To briefly summarize what I learned, the Wnt/β-catenin pathway regulates the transcription of certain genes related to cell proliferation, cell attachment, and growth. When the Wnt/β-catenin signaling pathway is dysregulated, a number of pathologies can develop including cancer and heart disease. In fact, in a study on colon adenocarcinoma by the Cancer Genome Atlas, 93% of tested tumors had a mutation that affected the Wnt/β-catenin signaling pathway (TCGA, 2012). At the most basic level theWnt/β-catenin signaling pathway is turned on when Wnt proteins bind to “frizzled” a 7-pass transmembrane receptor which halts the destruction of β-catenin in the cell. Usually, when the pathway is off, β-catenin is constantly being produced and destroyed. When β-catenin destruction is interrupted, β-catenin will build up in the cytoplasm and move into the nucleus where it will bind to LEF and the TCF promoter to promote the transcription of specific genes that were previously being inhibited by a transcription factor that was bound to TCF. The Wnt/β-catenin signaling pathway involves many proteins and interactions, some of which we still do not understand. The PathLinker algorithm succesfully identified a path in the Wnt/β-catenin signaling pathway that was not in the KEGG or NetPath database: the Ryk-CFTR-Dab2 path (Ritz et al, 2016).  The authors of the paper hypothesized that Ryk would interact with CFTR (Cystic Fibrosis Transmembrane-conductance Regulator), a chlorine ion channel previously studied for its role in cystic fibrosis, which would activate Dab2 to inhibit β-catenin activity.
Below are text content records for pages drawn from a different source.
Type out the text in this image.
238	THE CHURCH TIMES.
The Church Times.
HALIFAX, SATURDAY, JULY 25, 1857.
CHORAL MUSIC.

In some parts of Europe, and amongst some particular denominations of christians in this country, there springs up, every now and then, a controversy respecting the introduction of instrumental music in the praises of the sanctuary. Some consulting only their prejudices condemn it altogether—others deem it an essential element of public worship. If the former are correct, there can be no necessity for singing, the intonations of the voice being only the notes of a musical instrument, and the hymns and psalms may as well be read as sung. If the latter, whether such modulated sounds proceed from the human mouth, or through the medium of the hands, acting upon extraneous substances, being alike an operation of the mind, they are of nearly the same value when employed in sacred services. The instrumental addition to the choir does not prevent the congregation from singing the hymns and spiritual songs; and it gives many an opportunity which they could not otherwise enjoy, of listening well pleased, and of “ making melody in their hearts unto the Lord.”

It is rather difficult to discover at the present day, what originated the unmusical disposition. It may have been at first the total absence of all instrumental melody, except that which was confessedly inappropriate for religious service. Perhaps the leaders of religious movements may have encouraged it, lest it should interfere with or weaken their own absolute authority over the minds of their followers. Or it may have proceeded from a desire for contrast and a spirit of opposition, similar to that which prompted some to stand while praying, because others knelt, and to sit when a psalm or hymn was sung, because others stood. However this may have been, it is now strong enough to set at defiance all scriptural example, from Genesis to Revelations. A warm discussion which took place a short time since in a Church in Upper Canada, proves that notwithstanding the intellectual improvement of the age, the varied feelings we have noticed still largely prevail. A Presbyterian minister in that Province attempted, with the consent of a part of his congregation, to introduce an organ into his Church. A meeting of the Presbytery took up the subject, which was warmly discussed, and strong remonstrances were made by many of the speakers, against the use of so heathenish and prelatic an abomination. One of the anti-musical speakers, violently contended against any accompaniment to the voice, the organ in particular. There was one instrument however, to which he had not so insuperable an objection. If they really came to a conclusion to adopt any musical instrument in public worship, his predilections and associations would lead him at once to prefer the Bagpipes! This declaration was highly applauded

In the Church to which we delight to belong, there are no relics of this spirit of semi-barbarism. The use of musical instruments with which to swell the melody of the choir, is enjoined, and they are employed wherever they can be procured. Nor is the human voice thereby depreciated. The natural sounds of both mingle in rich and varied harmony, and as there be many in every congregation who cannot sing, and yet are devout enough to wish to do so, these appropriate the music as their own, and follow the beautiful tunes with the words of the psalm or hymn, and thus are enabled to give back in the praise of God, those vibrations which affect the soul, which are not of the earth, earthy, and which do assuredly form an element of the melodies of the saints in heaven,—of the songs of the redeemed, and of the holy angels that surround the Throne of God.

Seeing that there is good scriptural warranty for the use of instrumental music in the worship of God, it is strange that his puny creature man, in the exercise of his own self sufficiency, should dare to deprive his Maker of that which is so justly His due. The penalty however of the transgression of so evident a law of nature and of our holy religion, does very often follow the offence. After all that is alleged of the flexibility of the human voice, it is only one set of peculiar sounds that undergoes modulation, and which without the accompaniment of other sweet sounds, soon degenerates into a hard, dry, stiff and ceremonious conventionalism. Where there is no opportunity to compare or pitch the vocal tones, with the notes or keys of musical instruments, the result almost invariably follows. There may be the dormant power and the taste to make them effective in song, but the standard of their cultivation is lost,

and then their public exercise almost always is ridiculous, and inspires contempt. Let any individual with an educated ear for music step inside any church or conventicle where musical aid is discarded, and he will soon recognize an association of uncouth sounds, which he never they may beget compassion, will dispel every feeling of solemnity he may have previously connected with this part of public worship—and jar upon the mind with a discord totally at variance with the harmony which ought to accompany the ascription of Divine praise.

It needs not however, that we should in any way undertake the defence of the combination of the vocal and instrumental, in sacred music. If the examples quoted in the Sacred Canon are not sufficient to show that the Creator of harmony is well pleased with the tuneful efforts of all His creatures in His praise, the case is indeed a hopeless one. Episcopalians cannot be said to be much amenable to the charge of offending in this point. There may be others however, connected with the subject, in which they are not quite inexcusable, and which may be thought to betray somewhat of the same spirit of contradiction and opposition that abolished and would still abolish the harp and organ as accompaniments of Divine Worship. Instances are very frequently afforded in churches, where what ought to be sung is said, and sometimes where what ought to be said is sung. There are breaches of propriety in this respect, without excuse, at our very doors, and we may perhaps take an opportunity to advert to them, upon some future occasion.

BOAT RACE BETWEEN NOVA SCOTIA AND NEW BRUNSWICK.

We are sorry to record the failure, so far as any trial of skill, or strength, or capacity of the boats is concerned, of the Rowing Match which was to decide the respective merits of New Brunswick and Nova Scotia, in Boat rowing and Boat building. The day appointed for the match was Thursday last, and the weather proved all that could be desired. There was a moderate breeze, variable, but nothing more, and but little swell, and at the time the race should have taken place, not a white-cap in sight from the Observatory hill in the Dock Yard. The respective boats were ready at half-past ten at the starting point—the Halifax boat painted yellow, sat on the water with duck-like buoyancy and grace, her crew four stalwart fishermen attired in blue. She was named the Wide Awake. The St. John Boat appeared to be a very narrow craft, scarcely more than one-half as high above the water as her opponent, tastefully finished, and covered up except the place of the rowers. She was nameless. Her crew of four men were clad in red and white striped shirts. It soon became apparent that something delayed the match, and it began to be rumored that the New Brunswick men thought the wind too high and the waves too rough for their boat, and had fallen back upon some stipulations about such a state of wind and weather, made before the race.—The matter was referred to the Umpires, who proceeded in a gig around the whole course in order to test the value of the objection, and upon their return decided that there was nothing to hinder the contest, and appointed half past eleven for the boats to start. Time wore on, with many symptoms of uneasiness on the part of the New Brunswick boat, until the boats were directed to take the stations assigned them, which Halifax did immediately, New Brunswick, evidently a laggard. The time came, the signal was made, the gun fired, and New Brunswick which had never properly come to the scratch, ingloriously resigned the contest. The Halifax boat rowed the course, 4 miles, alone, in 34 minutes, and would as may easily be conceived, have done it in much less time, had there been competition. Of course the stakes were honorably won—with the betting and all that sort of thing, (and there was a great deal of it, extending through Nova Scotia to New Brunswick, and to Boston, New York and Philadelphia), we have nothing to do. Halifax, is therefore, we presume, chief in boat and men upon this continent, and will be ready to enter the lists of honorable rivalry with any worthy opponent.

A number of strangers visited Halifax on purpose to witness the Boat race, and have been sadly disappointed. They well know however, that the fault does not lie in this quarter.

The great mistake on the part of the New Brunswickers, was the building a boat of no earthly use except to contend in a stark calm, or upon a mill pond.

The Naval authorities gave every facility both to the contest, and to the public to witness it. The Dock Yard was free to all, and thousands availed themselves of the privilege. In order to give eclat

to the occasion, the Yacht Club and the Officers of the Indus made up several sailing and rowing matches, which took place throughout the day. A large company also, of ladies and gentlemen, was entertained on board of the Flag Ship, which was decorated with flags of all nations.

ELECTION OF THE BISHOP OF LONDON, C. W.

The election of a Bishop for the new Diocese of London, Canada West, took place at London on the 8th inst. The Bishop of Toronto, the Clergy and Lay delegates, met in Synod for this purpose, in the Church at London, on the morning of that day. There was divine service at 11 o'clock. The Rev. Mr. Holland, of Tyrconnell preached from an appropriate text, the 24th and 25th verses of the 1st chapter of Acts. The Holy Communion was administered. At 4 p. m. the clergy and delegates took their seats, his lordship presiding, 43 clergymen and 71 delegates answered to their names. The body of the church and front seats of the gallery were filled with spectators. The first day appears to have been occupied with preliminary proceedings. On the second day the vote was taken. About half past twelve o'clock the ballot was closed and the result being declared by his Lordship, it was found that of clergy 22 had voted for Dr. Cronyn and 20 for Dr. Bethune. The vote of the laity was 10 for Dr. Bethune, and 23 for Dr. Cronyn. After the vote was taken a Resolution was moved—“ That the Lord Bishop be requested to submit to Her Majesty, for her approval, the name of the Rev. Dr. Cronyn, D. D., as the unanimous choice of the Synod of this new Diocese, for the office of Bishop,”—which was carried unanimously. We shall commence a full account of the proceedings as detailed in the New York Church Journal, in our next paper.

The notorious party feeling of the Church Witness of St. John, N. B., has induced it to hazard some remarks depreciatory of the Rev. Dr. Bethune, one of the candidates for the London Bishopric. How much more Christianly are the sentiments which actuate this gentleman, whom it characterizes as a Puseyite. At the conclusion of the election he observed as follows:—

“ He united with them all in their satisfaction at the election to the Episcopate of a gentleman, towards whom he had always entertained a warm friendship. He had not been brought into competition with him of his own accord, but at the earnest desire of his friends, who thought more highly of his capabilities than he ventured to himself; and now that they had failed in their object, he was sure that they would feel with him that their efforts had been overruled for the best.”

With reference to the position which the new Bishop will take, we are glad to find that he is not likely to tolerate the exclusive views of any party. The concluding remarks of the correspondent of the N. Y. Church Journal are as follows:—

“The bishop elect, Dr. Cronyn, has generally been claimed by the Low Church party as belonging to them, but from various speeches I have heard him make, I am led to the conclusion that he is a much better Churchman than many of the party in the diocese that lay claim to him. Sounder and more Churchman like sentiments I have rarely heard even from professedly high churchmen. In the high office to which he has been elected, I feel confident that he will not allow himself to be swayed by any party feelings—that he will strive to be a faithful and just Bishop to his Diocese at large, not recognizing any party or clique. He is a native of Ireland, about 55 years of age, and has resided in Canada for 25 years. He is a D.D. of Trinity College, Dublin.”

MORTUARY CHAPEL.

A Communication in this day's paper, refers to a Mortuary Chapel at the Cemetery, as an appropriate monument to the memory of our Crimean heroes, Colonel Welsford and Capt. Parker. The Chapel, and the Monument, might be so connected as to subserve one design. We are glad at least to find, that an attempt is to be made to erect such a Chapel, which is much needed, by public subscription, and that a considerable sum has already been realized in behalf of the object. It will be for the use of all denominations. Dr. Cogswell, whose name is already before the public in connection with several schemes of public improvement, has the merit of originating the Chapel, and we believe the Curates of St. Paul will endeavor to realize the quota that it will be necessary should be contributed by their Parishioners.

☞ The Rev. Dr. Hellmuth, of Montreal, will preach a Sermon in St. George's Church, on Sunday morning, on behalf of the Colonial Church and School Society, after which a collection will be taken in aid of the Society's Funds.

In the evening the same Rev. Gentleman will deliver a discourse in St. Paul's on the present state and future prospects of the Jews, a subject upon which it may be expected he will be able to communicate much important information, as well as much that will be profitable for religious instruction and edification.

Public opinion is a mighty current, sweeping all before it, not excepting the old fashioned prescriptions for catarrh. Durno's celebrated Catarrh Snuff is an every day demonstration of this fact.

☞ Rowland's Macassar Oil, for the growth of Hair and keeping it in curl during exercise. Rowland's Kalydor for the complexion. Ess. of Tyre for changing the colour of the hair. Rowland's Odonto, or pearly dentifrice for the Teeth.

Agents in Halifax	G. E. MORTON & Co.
This hypothesis was experimentally confirmed by silencing Ryk, CFTR and Dab2 individually using RNA interference and then testing transcription levels of β-catenin controlled genes using a TCF/LEF luciferase activity and levels of β-catenin in the cell using a Western Blot assay.

We also attended a data management workshop taught by David Isaak, Reed’s data science librarian to learn how to use Git and GitHub. Because I’ve never really used terminal before (I usually use repl.it), I worked through a command line tutorial to learn more about it.

On Thursday, Kathy, Usman, and I went through our Dijkstra code with Anna, and finally got it to work the way we wanted it to. Anna added us to the cancer-linker repository on GitHub so we can all begin to actually work on PathLinker now.

My next project is to figure out how to take data from FireBrowse, a database containing data from TCGA on 38 different cancer types, put it into a format we can use, and apply several statistical analyses to the information. I’m hoping to base it off of PepperPathway, a program written by Nicholas Egan, a student in Anna’s lab last summer, that uses data from FireBrowse, GeneCards and NetPath and to create a visual representation on GraphSpace. I’m struggling to make sense of the PepperPathway program because there are a lot of files on the GitHub repository and I’m not really sure where to begin. I’m going to try to make sense of it this weekend.

References

  1. TCGA Research Network.  Comprehensive Molecular Characterization of         Human Colon and Rectal Tumors.  July 19, 2012. Nature. DOI:           10.1038/nature11252.
  2. Ritz, Anna et al. “Pathways on Demand: Automated Reconstruction of  Human Signaling Networks.” Npj Systems Biology And Applications 2 (2016): 16002. Web.